Das Arbeitsamt im Bezirk Wittenberg rechnet wie das Südbrandenburger mit steigenden Arbeitslosenzahlen. Das prognostizierte Plus beträgt rund 500. Auch dort gehen die verfügbaren arbeitsmarktpolitischen Mittel deutlich auf 60,4 Millionen Euro zurück, ein Minus von knapp 30 Prozent. Arbeitsamtssprecherin Margitta Harm: „Irgendwo muss es ja herkommen, wenn die Bundesanstalt dieses Jahr auf einen Zuschuss des Bundes verzichten will.“

Gespannt auf Reformen
Gespannt sind die regionalen Arbeitsmarktexperten darauf, wie sich die neuen Instrumente von Ich-AG über Minijobs bis Job-Floater entwickeln. „In Summe“ rechnet Irmscher mit etwas Entlastung. Sein Cottbuser Kollege Schur bleibt zurückhaltender: „Das müssen wir mal sehen.“ Noch stecken ihm die heiß diskutierten Reformen des Vorjahres wie „Mainzer Modell“ oder „Vermittlungsgutschein“ in den Knochen. Gebracht haben sie „erwartungsgemäß wenig“.

Zahlen & Fakten Das Jahr 2002
 Im Jahresdurchschnitt 2002 waren im Arbeitsamtsbezirk Bautzen 70 584 Menschen arbeitslos, 1248 mehr als 2001. Die Arbeitslosenquote lag bei 21,4 Prozent. Die Entlastung durch den zweiten Arbeitsmarkt ging 2002 deutlich zurück.
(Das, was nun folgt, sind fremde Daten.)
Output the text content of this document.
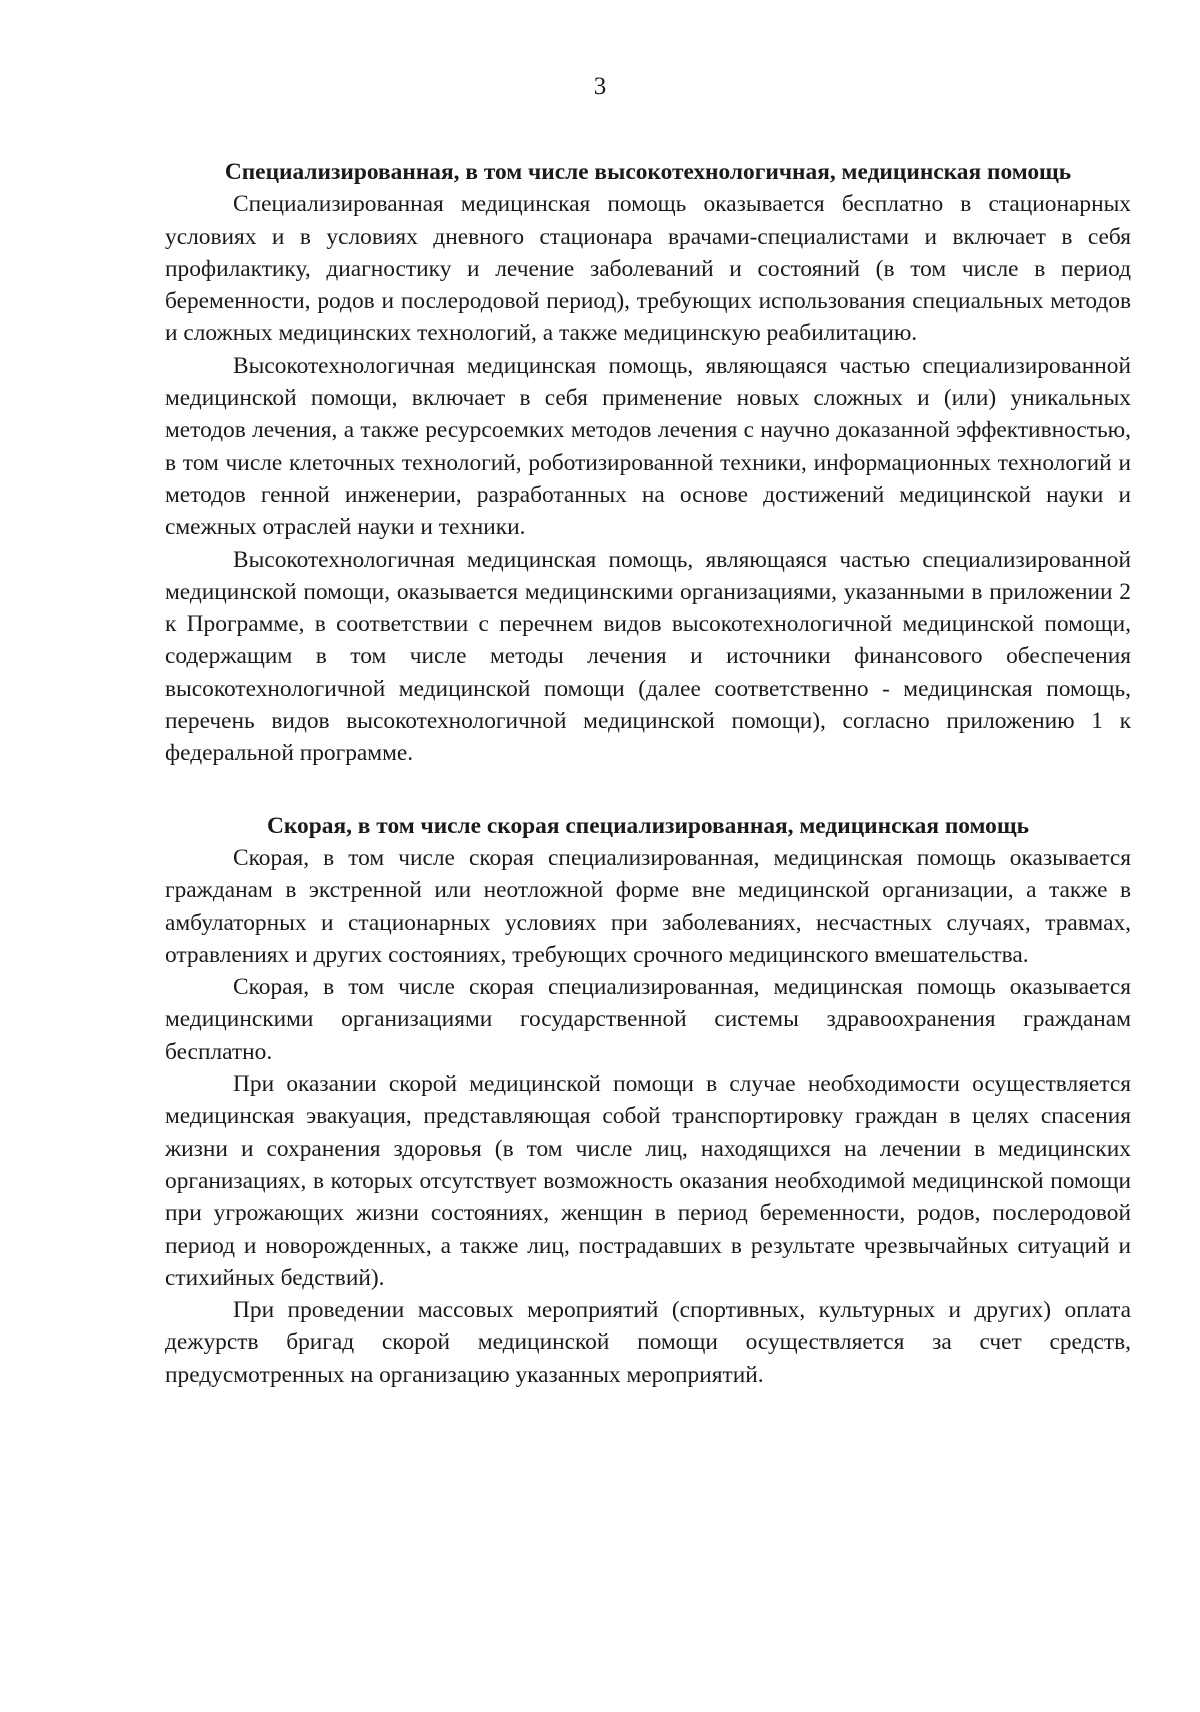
3

Специализированная, в том числе высокотехнологичная, медицинская помощь

Специализированная медицинская помощь оказывается бесплатно в стационарных условиях и в условиях дневного стационара врачами-специалистами и включает в себя профилактику, диагностику и лечение заболеваний и состояний (в том числе в период беременности, родов и послеродовой период), требующих использования специальных методов и сложных медицинских технологий, а также медицинскую реабилитацию.

Высокотехнологичная медицинская помощь, являющаяся частью специализированной медицинской помощи, включает в себя применение новых сложных и (или) уникальных методов лечения, а также ресурсоемких методов лечения с научно доказанной эффективностью, в том числе клеточных технологий, роботизированной техники, информационных технологий и методов генной инженерии, разработанных на основе достижений медицинской науки и смежных отраслей науки и техники.

Высокотехнологичная медицинская помощь, являющаяся частью специализированной медицинской помощи, оказывается медицинскими организациями, указанными в приложении 2 к Программе, в соответствии с перечнем видов высокотехнологичной медицинской помощи, содержащим в том числе методы лечения и источники финансового обеспечения высокотехнологичной медицинской помощи (далее соответственно - медицинская помощь, перечень видов высокотехнологичной медицинской помощи), согласно приложению 1 к федеральной программе.

Скорая, в том числе скорая специализированная, медицинская помощь

Скорая, в том числе скорая специализированная, медицинская помощь оказывается гражданам в экстренной или неотложной форме вне медицинской организации, а также в амбулаторных и стационарных условиях при заболеваниях, несчастных случаях, травмах, отравлениях и других состояниях, требующих срочного медицинского вмешательства.

Скорая, в том числе скорая специализированная, медицинская помощь оказывается медицинскими организациями государственной системы здравоохранения гражданам бесплатно.

При оказании скорой медицинской помощи в случае необходимости осуществляется медицинская эвакуация, представляющая собой транспортировку граждан в целях спасения жизни и сохранения здоровья (в том числе лиц, находящихся на лечении в медицинских организациях, в которых отсутствует возможность оказания необходимой медицинской помощи при угрожающих жизни состояниях, женщин в период беременности, родов, послеродовой период и новорожденных, а также лиц, пострадавших в результате чрезвычайных ситуаций и стихийных бедствий).

При проведении массовых мероприятий (спортивных, культурных и других) оплата дежурств бригад скорой медицинской помощи осуществляется за счет средств, предусмотренных на организацию указанных мероприятий.
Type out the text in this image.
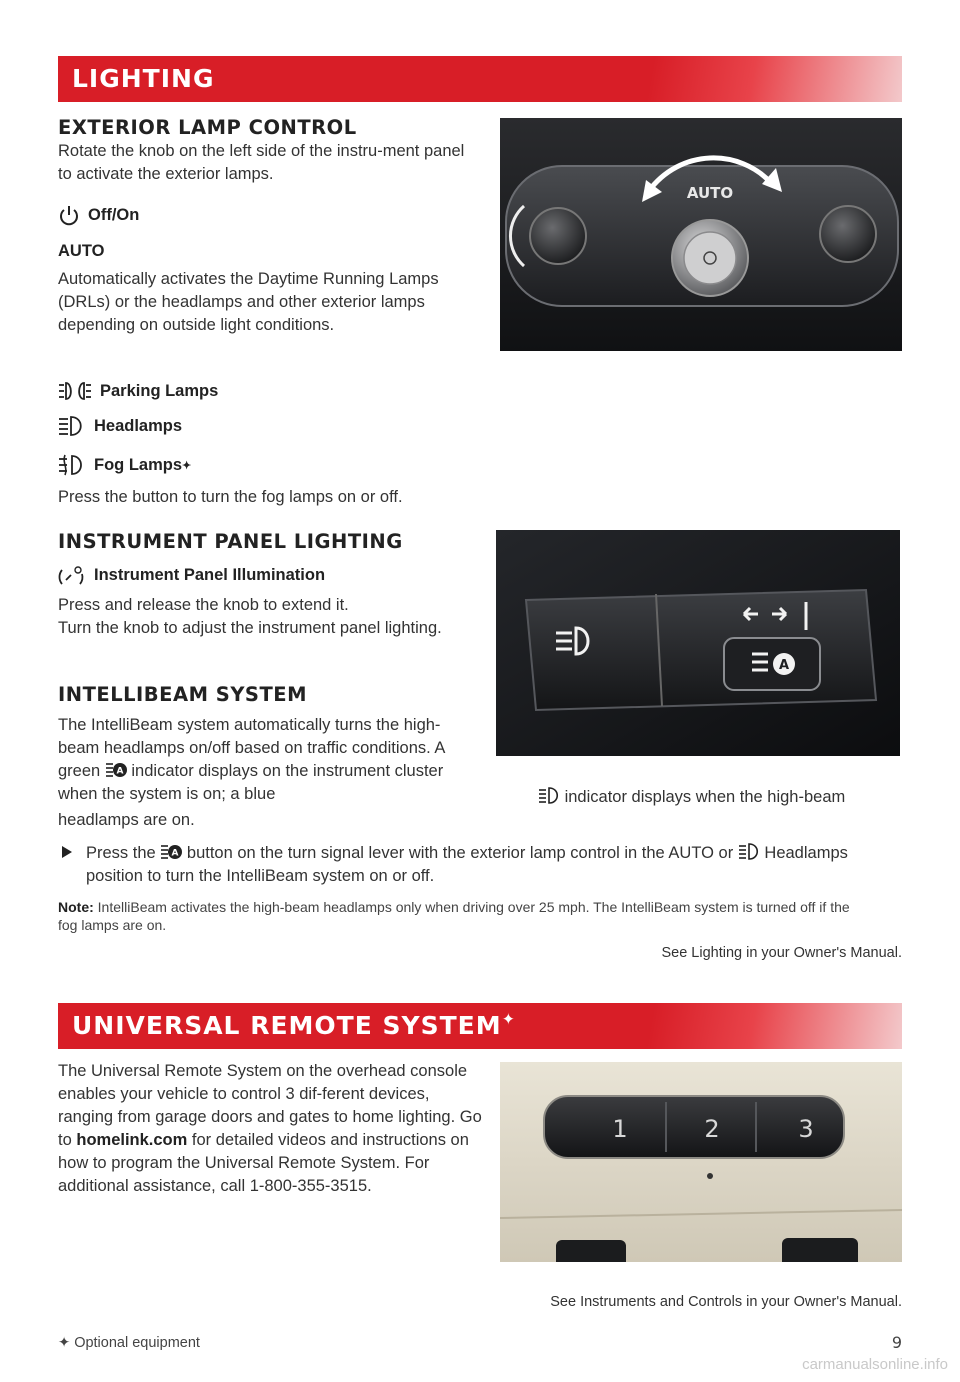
LIGHTING
EXTERIOR LAMP CONTROL
Rotate the knob on the left side of the instru-ment panel to activate the exterior lamps.
Off/On
AUTO
Automatically activates the Daytime Running Lamps (DRLs) or the headlamps and other exterior lamps depending on outside light conditions.
Parking Lamps
Headlamps
Fog Lamps ✦
Press the button to turn the fog lamps on or off.
AUTO
INSTRUMENT PANEL LIGHTING
Instrument Panel Illumination
Press and release the knob to extend it.
Turn the knob to adjust the instrument panel lighting.
A
INTELLIBEAM SYSTEM
The IntelliBeam system automatically turns the high-beam headlamps on/off based on traffic conditions. A green A indicator displays on the instrument cluster when the system is on; a blue	indicator displays when the high-beam headlamps are on.
Press the A button on the turn signal lever with the exterior lamp control in the AUTO or Headlamps position to turn the IntelliBeam system on or off.
Note: IntelliBeam activates the high-beam headlamps only when driving over 25 mph. The IntelliBeam system is turned off if the fog lamps are on.
See Lighting in your Owner's Manual.
UNIVERSAL REMOTE SYSTEM✦
The Universal Remote System on the overhead console enables your vehicle to control 3 dif-ferent devices, ranging from garage doors and gates to home lighting. Go to homelink.com for detailed videos and instructions on how to program the Universal Remote System. For additional assistance, call 1-800-355-3515.
1	2	3
See Instruments and Controls in your Owner's Manual.
✦ Optional equipment	9
carmanualsonline.info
Insbesondere wurde die Zahl der Beschäftigten in ABM gegenüber 2001 um rund ein Drittel auf 5359 reduziert.
Im Amtsbezirk Cottbus waren jahresdurchschnittlich 61 011 Personen ohne Job, 350 weniger als 2001. Die Quote betrug 19,9 Prozent. In Kurzarbeit, Fortbildungen, ABM und SAM wurden 13 531 Personen aufgefangen, 921 weniger als im Vorjahr.
Im Amtsbezirk Wittenberg ging die Arbeitslosenzahl binnen Jahresfrist um 864 auf 12 592 zurück. Die Quote sank auf 18,8 Prozent. Die Entlastung des zweiten Arbeitsmarktes stieg 2002 um 289 auf 3997 Förderfälle.